From the first encounters with indigenous hunters of the Arctic and
the earliest explorers, polar bears have captured the attention of Arctic
residents and visitors. Polar bears have been and continue to be an
resource for coastal communities throughout northern Alaska. Polar bears
provide a source of meat and raw materials for handicrafts, including
functional clothing such as mittens, boots (mukluks), parka ruffs and
pants. Polar bears and polar bear hunting were an important part of
earlier religions, myths and legends, and continue to play an important
role in the Inupiat and Yupik cultures; polar bear hunting is a source
of pride, prestige, and accomplishment.
Prior to passage of the Marine Mammal Protection Act (MMPA), polar
bears in Alaska were reduced by excessive hunting. The MMPA now prohibits
polar bear hunting except by Alaska Natives for subsistence and handicraft
purposes. Harvest monitoring has been conducted since 1980.

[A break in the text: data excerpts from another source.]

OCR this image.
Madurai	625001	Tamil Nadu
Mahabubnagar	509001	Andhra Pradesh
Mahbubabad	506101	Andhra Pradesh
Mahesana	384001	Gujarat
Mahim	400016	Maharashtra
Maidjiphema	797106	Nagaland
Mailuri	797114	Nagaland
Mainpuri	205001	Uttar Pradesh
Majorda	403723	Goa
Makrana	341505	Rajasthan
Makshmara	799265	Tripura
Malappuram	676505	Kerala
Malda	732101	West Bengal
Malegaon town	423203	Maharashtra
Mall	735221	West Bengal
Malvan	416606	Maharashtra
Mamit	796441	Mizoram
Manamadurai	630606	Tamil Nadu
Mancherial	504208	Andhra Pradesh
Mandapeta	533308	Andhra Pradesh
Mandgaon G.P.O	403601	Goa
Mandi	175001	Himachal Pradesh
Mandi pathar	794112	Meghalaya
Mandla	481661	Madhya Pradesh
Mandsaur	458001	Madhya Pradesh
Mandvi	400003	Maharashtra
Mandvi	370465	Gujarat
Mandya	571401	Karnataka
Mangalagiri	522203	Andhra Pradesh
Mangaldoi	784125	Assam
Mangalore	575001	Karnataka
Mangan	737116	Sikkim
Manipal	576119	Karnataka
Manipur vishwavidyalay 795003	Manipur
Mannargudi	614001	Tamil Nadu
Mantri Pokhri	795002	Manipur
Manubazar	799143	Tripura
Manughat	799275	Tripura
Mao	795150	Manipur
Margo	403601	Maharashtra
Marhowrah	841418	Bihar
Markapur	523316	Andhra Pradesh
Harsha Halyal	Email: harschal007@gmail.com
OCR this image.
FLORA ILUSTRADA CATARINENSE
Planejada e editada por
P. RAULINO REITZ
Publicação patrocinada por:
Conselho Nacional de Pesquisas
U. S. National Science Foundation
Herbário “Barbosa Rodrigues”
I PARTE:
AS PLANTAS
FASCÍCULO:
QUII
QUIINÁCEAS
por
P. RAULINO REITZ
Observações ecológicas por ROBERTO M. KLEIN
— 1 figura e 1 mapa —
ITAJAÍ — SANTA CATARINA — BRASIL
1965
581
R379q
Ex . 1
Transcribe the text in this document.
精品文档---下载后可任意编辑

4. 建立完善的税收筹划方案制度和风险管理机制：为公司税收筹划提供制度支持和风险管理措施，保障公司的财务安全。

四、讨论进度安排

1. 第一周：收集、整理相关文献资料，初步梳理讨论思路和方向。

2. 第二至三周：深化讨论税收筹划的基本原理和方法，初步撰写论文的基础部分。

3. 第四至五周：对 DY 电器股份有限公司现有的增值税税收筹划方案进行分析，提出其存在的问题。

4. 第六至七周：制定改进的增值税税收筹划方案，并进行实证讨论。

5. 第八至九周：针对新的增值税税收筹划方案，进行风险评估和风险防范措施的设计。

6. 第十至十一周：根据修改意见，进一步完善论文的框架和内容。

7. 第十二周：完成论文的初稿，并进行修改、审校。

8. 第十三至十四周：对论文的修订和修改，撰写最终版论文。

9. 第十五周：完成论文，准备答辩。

Today, residents from 14 villages actively hunt polar bears; the level
of hunting effort varies by village and by year. The Alaska Nanuuq Commission
was established in 1994
to represent Native interests regarding polar bears. In addition, a
small bear viewing tourism industry is developing in some coastal communities.
Oil and gas development started on the North Slope around 1969. Operators
work closely with the FWS to ensure that their activities have minimal
impact on polar bears or their habitat.